10 seconds is all it takes
The "smart" fence surrounding the settlement was designed to identify movements caused by touch, cutting or shaking. The computer screen registers the time of the breach, the time that the alarm was turned off by the guard, and the time that the breach was terminated.
"This case did not seem suspicious because animals sometimes touch or collide with the fence for many minutes," Antropov said.
"It was irrelevant because it was a routine occurrence," Ben-Shitrit added. "There can be a shift with 200 fence collisions caused by animals."
But a security source claimed that if the guard was properly trained, he would have realized that it wasn't an animal rocking the fence.
While the fence does not differentiate between animal and human touch, the length of the alarms should have raised suspicion. Out of the eight warning messages that registered on the screen that evening, the longest one lasted 18 seconds.
"According to a test done after the terrorist attack, it takes 10 seconds on average to get through the fence," Antropov said. "A fat tracker got past the fence with a jump, and there was a shock that lasted maybe a few seconds."
Antropov noted that he and his fellow guards did not train extensively on the fence system.
"We were ordered to treat each warning in the dead spot in the same manner, regardless of how long it lasted, by sending a patrolman out," he said. "Only after the attack did the technician explain to us the different lengths."
Procedure changed after attack
An IDF element said that Itamar's security procedure was written by the security coordinator and an IDF regional defense officer, and signed by a brigade commander. The security coordinator was trained on the procedure by IDF officers.
"I did not see any security procedure file before the attack," Antropov said. "Now it's in the operation room."
Furthermore, before the attack it was unclear who is supposed to sign off after a false alarm sounds; the guards would notify the security coordinator, then things would return to normal. The procedure changed after the attack, requiring an IDF brigade to patrol the area of the breach if no sign of an animal is found. A brigade commander or deputy commander must sign off before routine activity is resumed.
According to a Samaria security element, the IDF usually is not dispatched in response to shocks to the fence. "While the patrol unit is notified in most cases, there were so many warning messages lately that it stopped responding to them," he said.

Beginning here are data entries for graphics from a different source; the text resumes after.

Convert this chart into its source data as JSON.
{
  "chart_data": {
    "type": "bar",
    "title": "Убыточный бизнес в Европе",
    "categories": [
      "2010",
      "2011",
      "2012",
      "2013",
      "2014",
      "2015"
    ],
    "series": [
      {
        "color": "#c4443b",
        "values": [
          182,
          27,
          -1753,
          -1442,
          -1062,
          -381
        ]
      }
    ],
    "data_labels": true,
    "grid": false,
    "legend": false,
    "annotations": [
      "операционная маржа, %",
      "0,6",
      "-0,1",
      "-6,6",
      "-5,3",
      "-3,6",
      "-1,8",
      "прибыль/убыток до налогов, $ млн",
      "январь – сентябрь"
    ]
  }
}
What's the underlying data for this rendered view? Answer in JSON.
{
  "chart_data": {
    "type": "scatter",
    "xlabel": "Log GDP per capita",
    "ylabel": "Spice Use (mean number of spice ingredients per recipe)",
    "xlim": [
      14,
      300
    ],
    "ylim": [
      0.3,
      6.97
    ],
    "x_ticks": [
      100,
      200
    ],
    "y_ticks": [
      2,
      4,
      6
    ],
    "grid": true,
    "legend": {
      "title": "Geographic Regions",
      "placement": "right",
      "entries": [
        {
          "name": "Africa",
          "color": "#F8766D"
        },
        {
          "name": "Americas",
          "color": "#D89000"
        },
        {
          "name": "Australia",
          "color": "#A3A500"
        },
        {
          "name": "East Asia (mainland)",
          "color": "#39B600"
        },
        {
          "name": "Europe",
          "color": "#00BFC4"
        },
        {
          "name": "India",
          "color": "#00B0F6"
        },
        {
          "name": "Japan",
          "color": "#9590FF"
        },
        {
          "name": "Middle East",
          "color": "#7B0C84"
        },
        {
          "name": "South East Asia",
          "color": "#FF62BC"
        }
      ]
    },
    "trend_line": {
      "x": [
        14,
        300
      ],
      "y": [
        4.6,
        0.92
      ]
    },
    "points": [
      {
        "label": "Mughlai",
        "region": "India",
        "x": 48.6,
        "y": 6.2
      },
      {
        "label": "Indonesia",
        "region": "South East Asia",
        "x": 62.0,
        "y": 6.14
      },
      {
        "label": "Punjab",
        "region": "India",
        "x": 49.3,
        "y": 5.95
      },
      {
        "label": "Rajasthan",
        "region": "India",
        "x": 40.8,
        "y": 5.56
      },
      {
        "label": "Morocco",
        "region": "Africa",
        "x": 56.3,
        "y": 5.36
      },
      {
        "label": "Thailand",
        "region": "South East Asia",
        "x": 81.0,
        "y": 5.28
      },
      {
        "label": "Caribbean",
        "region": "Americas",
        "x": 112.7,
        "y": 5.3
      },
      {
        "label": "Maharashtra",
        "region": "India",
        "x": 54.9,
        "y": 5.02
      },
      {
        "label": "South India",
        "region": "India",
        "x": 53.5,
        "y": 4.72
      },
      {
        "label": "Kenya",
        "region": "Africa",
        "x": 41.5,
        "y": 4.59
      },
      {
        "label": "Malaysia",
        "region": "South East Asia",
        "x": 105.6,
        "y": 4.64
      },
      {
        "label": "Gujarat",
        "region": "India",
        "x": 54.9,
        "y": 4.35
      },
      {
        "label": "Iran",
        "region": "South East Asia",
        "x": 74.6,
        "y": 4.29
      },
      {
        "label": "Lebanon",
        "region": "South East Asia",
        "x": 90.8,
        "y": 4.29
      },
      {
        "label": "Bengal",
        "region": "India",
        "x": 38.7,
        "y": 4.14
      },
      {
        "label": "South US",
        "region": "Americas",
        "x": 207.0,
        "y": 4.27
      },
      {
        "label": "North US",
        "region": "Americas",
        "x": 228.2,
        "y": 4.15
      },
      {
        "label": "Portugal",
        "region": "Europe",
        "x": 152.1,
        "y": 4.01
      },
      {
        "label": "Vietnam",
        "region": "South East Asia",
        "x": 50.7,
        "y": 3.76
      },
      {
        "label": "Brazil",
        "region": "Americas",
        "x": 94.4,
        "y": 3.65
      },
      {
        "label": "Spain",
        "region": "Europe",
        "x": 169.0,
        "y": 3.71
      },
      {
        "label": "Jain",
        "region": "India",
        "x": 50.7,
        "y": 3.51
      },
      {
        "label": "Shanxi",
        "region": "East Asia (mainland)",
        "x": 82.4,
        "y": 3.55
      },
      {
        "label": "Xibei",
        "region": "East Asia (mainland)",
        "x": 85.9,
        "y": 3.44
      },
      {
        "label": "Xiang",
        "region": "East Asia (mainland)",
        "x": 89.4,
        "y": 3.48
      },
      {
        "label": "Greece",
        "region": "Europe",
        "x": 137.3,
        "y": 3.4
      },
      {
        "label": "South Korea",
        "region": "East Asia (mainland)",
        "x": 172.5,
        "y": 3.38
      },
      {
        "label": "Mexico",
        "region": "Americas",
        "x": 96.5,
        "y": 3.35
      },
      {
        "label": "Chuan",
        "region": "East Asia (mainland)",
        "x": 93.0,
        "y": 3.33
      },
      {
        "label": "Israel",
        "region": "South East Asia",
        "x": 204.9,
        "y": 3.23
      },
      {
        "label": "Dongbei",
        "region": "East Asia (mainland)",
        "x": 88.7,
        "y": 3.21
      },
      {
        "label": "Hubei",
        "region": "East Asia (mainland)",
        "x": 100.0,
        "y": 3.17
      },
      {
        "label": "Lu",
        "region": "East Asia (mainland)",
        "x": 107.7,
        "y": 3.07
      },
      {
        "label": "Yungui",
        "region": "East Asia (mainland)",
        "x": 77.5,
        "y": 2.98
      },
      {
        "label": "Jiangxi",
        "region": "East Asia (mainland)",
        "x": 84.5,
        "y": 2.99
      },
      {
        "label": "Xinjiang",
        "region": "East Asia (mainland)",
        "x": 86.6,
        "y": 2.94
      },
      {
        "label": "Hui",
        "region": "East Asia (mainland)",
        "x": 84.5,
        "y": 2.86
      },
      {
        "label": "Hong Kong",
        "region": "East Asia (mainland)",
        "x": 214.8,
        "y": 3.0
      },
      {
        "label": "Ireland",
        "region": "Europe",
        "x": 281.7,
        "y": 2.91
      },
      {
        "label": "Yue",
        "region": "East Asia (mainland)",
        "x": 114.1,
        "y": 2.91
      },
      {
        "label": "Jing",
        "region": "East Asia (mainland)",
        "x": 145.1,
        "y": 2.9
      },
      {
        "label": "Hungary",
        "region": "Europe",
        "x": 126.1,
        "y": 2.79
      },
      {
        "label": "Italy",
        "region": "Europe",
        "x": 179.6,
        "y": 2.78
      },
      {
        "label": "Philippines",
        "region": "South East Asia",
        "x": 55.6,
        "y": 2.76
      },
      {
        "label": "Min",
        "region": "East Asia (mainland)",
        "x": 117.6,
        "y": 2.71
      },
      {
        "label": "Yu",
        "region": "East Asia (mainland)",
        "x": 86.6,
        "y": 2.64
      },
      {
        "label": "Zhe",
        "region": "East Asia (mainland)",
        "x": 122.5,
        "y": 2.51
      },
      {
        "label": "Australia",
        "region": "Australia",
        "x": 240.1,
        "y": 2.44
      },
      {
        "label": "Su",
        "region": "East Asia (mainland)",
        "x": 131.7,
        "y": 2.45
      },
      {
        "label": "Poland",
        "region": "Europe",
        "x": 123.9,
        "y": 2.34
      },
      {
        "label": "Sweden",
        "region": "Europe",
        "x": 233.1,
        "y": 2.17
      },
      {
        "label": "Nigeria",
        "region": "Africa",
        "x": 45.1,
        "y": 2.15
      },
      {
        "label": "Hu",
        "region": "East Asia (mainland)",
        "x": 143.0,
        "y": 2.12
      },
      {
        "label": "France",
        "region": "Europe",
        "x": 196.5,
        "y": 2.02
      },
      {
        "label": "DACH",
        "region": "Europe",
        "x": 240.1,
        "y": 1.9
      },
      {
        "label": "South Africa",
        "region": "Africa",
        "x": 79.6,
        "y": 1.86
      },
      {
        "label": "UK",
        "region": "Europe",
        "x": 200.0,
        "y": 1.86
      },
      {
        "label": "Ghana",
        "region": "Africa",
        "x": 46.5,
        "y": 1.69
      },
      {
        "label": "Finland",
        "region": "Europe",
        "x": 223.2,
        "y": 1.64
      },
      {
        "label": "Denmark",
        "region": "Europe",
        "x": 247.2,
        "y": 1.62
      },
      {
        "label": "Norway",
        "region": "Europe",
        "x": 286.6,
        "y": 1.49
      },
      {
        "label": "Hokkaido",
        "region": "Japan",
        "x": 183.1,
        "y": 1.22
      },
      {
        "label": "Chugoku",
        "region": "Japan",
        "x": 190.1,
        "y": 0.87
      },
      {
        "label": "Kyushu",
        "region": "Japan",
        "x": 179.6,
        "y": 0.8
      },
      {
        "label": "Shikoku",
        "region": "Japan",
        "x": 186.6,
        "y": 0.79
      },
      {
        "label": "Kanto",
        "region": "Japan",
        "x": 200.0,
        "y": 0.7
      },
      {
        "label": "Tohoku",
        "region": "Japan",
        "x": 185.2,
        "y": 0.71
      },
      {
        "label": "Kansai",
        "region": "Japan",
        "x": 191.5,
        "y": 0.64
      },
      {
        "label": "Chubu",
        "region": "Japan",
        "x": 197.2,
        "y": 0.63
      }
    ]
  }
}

From 11:09 pm to 11:11 pm, another string of five warning messages registered in the Itamar operation room. Some of the messages lasted almost 30 seconds. A patrolman searched the fence, again not finding anything. The guards returned to normal, this time not notifying the security coordinator. In retrospect, it was found that at that time the killers climbed the fence on their way out. The Fogel family members were already dead.
An IDF spokesman said in response that the army is looking into the incident, and the findings of the inquiry, which should be presented before the Central Command chief and the IDF chief of staff in the coming days, will be studied and internalized. He also noted that the fence is responsibility of the regional council.
"Itamar's fence is one of the best in the world, and the defense establishment approved it," said Eitan Livne, the president and CEO of Magal Security Systems, which manufactured the fence's sensors. "It fulfils the strict criteria of few false alarms and high chances of registering true warnings."